Restano primi, il distacco da Milan (6 punti) e Napoli (7) resta importante ma devono ritrovare il successo per cercare di gestire senza affanni il decisivo finale di stagione. Il 9° gol stagionale di Pio Esposito, dopo appena 39 secondi, sembrava il preludio ad una serata di festa, ma l'Inter come già nella gara precedente non ha saputo sfruttare il vantaggio trovato così velocemente e chiudere il match dando così coraggio alla Fiorentina che, con merito (e cuore), è riuscita a pareggiare nella ripresa con Ndour dopo essersi resa pericolosa in più di un'occasione. Quinto risultato utile consecutivo per i viola, Conference compresa, segnale di ritrovata fiducia in questa sua tormentata stagione. Appena due successi nelle ultime sette partite (comprese le coppe) per l'Inter che dovrà utilizzare la sosta per rimettersi in marcia a passo spedito. Nell'occasione Chivu (squalificato, al suo posto in panchina Kolarov) ha ritrovato dal 1' Calhanoglu e confermato in attacco il tandem Thuram-Pio Esposito per l'assenza perdurante di Lautaro oltre a quella di Bastoni. Dumfries di nuovo titolare in una gara in trasferta in A dopo quella del 25 ottobre a Napoli. Nella Fiorentina Ndour (che sarà tra i protafgonisti) ha avvicendato Mandragora out per un problema al polpaccio durante la rifinitura, in avanti Kean supportato sulle fasce da Parisi e Gudmundsson.
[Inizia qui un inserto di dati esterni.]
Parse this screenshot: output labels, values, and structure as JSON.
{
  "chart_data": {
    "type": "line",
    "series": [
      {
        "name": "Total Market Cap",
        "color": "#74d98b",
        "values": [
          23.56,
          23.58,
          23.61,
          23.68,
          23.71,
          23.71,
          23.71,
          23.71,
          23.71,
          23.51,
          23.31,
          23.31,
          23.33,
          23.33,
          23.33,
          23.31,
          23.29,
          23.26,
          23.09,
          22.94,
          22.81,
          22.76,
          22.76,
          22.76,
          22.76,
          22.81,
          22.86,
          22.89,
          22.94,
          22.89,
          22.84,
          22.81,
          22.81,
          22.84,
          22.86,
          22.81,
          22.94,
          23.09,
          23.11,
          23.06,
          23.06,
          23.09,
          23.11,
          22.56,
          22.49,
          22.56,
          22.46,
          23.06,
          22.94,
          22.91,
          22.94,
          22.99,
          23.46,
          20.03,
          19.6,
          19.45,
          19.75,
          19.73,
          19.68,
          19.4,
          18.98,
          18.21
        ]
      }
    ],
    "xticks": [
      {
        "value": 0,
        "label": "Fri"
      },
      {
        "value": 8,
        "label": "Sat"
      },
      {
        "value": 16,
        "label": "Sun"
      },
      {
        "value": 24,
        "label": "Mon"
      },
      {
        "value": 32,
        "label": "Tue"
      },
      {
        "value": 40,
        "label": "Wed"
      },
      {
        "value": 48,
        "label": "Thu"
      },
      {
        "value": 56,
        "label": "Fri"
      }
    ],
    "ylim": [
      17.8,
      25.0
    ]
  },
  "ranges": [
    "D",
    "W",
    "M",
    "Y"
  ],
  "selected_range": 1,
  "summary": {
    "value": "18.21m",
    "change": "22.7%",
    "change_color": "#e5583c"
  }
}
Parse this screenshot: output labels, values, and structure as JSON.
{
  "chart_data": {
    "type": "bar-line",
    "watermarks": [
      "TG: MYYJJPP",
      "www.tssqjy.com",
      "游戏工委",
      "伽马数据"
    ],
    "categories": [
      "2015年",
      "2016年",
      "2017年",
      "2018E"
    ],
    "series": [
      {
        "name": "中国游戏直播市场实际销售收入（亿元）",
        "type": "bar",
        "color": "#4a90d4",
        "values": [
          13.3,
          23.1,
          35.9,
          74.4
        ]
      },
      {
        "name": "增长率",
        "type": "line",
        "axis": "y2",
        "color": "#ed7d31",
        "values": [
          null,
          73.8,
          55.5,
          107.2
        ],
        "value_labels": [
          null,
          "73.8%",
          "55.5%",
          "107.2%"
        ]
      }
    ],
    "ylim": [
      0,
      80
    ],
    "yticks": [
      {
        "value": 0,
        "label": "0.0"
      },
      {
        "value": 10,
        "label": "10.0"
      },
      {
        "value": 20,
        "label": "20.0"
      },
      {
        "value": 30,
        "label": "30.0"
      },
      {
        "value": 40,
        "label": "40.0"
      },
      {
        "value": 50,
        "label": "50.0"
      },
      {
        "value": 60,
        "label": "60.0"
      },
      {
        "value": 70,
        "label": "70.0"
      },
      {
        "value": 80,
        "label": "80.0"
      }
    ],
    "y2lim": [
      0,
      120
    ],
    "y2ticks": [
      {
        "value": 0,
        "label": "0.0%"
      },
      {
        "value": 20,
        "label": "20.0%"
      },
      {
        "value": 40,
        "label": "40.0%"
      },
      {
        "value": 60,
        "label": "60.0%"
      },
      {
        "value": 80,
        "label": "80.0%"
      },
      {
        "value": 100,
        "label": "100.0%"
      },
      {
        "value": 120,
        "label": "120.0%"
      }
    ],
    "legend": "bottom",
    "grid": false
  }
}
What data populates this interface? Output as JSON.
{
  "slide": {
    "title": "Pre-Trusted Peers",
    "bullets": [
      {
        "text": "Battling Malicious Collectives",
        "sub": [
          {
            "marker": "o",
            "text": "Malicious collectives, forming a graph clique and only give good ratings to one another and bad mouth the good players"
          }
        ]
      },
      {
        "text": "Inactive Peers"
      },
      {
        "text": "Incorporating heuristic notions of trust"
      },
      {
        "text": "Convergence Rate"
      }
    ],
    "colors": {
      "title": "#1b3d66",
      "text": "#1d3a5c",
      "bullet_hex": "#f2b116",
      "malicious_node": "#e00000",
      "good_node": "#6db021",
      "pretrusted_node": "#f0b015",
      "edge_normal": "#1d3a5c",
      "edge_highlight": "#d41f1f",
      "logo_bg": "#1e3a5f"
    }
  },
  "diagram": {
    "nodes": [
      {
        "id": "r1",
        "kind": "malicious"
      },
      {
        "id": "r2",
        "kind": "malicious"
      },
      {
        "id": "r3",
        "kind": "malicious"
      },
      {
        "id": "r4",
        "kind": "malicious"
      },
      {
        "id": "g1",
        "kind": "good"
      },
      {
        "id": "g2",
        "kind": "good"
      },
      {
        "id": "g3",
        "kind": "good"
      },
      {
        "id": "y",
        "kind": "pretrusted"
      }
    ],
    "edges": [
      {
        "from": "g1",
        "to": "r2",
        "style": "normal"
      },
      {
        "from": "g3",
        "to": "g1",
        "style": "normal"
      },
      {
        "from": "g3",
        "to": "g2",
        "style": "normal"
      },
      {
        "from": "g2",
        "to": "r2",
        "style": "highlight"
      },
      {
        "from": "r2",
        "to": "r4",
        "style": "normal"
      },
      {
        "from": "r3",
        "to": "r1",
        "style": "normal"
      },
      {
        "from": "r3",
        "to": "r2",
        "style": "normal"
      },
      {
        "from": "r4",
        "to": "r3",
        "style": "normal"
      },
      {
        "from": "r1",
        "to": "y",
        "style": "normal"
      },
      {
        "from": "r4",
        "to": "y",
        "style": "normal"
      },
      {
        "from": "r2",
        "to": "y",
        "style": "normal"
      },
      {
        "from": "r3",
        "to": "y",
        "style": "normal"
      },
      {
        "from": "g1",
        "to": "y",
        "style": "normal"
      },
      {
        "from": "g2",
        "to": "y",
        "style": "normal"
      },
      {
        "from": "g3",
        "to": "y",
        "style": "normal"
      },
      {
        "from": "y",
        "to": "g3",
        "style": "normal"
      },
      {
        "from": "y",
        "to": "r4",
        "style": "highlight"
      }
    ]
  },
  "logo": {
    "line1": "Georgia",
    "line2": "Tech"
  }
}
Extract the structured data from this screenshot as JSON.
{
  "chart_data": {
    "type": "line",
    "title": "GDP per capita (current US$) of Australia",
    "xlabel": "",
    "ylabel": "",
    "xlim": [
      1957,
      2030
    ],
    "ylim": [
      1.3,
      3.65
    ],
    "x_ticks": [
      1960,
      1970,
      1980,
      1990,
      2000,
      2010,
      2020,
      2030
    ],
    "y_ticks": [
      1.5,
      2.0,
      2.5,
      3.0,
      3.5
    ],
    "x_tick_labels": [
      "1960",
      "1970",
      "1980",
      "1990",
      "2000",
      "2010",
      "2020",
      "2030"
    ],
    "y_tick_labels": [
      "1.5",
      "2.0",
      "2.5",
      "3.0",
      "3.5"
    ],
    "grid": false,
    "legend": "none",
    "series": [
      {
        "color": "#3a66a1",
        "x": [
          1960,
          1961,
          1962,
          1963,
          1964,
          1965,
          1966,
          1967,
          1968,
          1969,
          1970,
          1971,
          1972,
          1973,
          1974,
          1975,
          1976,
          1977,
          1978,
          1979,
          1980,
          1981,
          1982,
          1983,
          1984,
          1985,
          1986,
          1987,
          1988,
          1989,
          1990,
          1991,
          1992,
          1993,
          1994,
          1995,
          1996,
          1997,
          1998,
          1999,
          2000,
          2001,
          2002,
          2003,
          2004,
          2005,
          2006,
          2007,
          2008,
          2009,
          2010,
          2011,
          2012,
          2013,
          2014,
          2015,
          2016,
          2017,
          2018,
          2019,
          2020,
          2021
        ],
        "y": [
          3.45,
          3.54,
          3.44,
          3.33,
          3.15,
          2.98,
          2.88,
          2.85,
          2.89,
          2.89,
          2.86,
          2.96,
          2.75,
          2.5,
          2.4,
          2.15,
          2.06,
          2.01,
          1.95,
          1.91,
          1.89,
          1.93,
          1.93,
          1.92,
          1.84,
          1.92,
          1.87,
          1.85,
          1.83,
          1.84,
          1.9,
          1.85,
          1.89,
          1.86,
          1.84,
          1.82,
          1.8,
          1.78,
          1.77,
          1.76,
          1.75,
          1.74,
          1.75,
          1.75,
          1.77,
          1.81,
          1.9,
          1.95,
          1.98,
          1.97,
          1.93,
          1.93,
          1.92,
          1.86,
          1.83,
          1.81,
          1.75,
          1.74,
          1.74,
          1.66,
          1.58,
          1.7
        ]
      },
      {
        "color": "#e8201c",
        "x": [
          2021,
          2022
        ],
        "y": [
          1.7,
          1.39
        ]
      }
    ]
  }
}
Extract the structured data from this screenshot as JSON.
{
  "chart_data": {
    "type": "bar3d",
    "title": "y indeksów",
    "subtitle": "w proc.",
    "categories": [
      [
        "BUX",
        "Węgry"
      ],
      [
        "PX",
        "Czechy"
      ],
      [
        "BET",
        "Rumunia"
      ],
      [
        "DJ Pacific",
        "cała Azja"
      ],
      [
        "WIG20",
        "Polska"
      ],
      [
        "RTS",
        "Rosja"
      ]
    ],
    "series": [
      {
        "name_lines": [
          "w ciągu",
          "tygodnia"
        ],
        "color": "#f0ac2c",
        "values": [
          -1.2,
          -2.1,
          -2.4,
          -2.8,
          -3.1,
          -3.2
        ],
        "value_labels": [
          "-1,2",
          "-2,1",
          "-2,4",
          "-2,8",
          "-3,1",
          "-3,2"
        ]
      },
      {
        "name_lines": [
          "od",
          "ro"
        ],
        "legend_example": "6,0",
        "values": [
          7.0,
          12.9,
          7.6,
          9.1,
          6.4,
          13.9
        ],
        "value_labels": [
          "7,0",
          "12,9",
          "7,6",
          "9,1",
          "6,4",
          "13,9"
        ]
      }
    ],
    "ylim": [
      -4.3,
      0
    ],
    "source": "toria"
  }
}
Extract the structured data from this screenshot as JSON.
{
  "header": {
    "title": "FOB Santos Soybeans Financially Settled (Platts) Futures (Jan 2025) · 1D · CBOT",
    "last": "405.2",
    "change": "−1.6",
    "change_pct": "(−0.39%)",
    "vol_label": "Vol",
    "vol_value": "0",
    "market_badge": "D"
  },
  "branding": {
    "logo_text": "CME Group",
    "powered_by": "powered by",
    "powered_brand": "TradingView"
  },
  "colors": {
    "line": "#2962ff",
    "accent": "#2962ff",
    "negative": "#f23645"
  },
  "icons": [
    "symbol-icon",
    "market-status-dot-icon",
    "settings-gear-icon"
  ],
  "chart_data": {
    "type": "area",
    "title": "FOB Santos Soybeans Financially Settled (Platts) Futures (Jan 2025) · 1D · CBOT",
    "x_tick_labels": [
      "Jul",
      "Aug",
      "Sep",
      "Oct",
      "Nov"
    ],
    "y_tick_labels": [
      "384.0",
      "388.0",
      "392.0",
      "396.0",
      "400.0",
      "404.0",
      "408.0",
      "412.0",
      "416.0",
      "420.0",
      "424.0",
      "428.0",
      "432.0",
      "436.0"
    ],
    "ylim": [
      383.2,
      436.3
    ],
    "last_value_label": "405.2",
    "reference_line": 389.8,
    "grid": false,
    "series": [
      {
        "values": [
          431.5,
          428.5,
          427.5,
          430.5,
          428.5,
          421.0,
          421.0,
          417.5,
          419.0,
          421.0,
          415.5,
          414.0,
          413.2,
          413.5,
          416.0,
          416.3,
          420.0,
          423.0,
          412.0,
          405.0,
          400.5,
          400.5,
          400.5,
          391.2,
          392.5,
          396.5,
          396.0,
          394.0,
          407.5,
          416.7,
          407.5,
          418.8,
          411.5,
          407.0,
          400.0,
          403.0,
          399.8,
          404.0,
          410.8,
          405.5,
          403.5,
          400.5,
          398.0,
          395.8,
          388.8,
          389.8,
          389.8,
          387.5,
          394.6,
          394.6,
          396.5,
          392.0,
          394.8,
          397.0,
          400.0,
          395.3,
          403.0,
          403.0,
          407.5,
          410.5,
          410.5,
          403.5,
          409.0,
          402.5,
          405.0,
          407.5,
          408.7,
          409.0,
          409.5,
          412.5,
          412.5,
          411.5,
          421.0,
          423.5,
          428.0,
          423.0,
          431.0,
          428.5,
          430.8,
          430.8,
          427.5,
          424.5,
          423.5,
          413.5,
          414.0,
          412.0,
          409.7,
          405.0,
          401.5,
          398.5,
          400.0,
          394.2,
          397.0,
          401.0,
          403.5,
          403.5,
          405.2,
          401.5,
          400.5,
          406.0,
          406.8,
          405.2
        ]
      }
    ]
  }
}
Fiorentina che dopo 39 secondi si è trovata sotto, trafitta da Pio Esposito su assist di Barella. Il giovane centravanti nerazzurro, al secondo gol di fila dopo quello all'Atalanta, sesto nella massima serie, ha beffato Ranieri in mezzo all'area. Un inizio show per l'Inter che s'è apparecchiata il match nel migliore dei modi. I viola, con cuore e orgoglio, hanno però reagito rischiando di essere ancora trafitti da Pio Esposito ma pure sfiorando il pareggio con Gudmundsson e Kean.